Private equity firms looked to place capital into direct-to-consumer brands, while smaller emerging brands also found themselves acquired by larger players that saw them as an easy bolt on addition — particularly ones that offered a way to age up (or down) their brands.
Over the course of the past year investors put their money where the cribs were: baby food companies Tiny Organics raised $11 million, Little Spoon raised $44 million (D2C) and Serenity Kids raised $7 million. Meanwhile Raised Real (D2C) was acquired by Once Upon a Farm and Amara Foods was acquired by The Eat Well Group. While these brands cross categories from frozen to refrigerated to shelf stable, all emphasize limited ingredient decks with more premium, natural ingredients and an emphasis on balanced nutrition.
What are the details of the Yumi deal?
The Yumi round was led by bio-science investment firm Jazz Venture Partners, with additional participation by Anne Wojcicki, CEO and co-founder of 23andme, as well as AF Ventures. In total the company has raised $79 million.
Selling exclusively D2C, Yumi launched in 2017 with fruit and vegetable smooth purees for infants but has since aged up, adding more textured purees, “pinchable” foods and bites, like puffs, fruit leathers and vitamins for adults and children.

Why did baby food attract attention in 2021?
This year got off to a rocky start for the baby food industry: in February, a congressional investigation found that many popular baby food brands contained arsenic, lead and other toxic metals, leading to a call for the FDA to better regulate the industry and institute more stringent testing. In March, U.S. lawmakers introduced the Baby Food Safety Act of 2021, which would limit the amount of heavy metals in baby food.
As a result, scrutiny over the ingredients in baby food products is on the rise, giving brands an opportunity to amplify their individual credentials. Yumi promises better quality standards and products grounded in science, noting in a press release that it is the first baby food company to sign the Baby Food Safety Act and is currently working with medical advisors at Yale University study to better understand infant feeding trends.

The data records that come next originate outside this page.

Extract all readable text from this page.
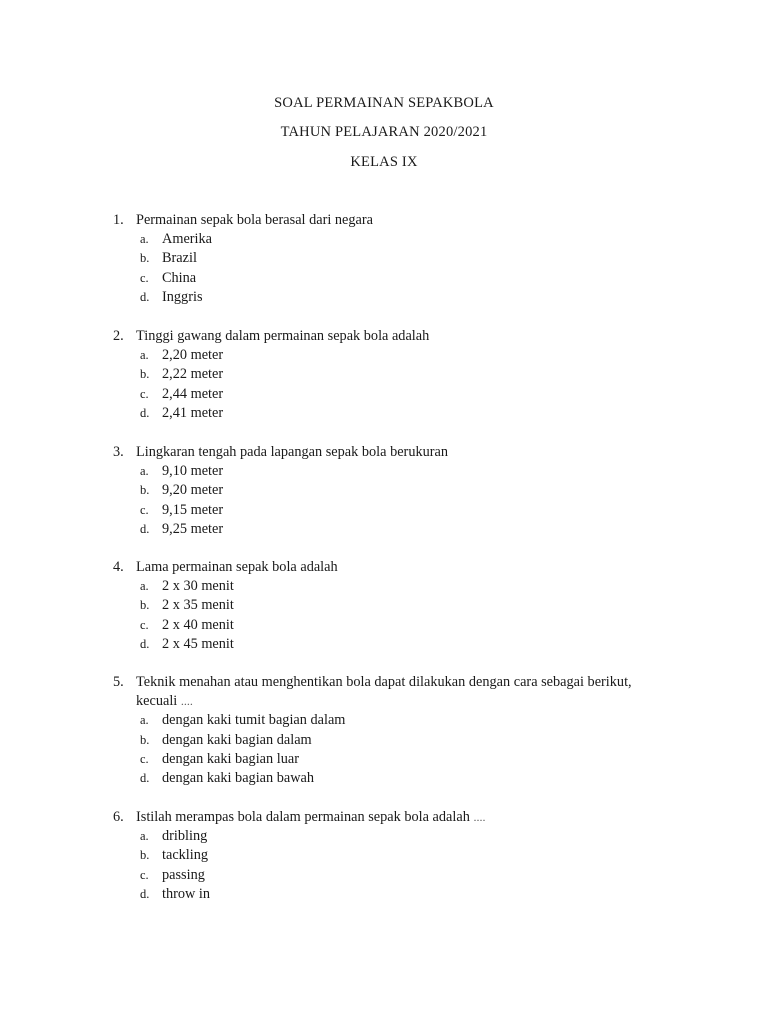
SOAL PERMAINAN SEPAKBOLA
TAHUN PELAJARAN 2020/2021
KELAS IX
1. Permainan sepak bola berasal dari negara
a. Amerika
b. Brazil
c. China
d. Inggris
2. Tinggi gawang dalam permainan sepak bola adalah
a. 2,20 meter
b. 2,22 meter
c. 2,44 meter
d. 2,41 meter
3. Lingkaran tengah pada lapangan sepak bola berukuran
a. 9,10 meter
b. 9,20 meter
c. 9,15 meter
d. 9,25 meter
4. Lama permainan sepak bola adalah
a. 2 x 30 menit
b. 2 x 35 menit
c. 2 x 40 menit
d. 2 x 45 menit
5. Teknik menahan atau menghentikan bola dapat dilakukan dengan cara sebagai berikut,
kecuali ....
a. dengan kaki tumit bagian dalam
b. dengan kaki bagian dalam
c. dengan kaki bagian luar
d. dengan kaki bagian bawah
6. Istilah merampas bola dalam permainan sepak bola adalah ....
a. dribling
b. tackling
c. passing
d. throw in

The pandemic has also increased parents’ concerns about the health of their children, many of whom are not yet eligible to receive vaccines. According to data provided by Amara Foods this past summer, 96% of millennial parents cite “real ingredients” as the most important attribute in selecting infant nutrition products and 75% of parents focus on “nutrition.” Meanwhile, recent research by the Hartman group found that 61% of consumers see food as a way to prevent or treat health conditions and 51% see “immunity” as a part of defining what “health and wellness” means to them.
To supplement their whole-food-based products, Yumi also offers kids and toddler vitamins that the company says will assist brain development, provide “extra immunity,” and include vitamin C and Zinc. Little Spoon has also added functional “boosters” to its roster, powders with names like “sniffle shield” and “gut feeling.”
“Yumi is empowering its community to make informed decisions about what they eat and optimize their diets,” a press release notes.

How is this growth reflective of larger shopping trends?
Direct-to-consumer baby food brands have faced a challenging path historically, with harried parents more concerned about being able to purchase items immediately rather than planning ahead. Selling perishable baby food, as opposed to the jars and pouches found in center stores, has also required additional education and changing consumer behaviors.
Still, the impact of the COVID-19 pandemic has upturned traditional shopping paradigms and getting shipments at home was a lot more appealing. According to consulting firm Deloitte from February, year-over-year growth rates for online spending on groceries was 235%, with the firm noting that “this high level of online consumer spending has persisted throughout the pandemic.”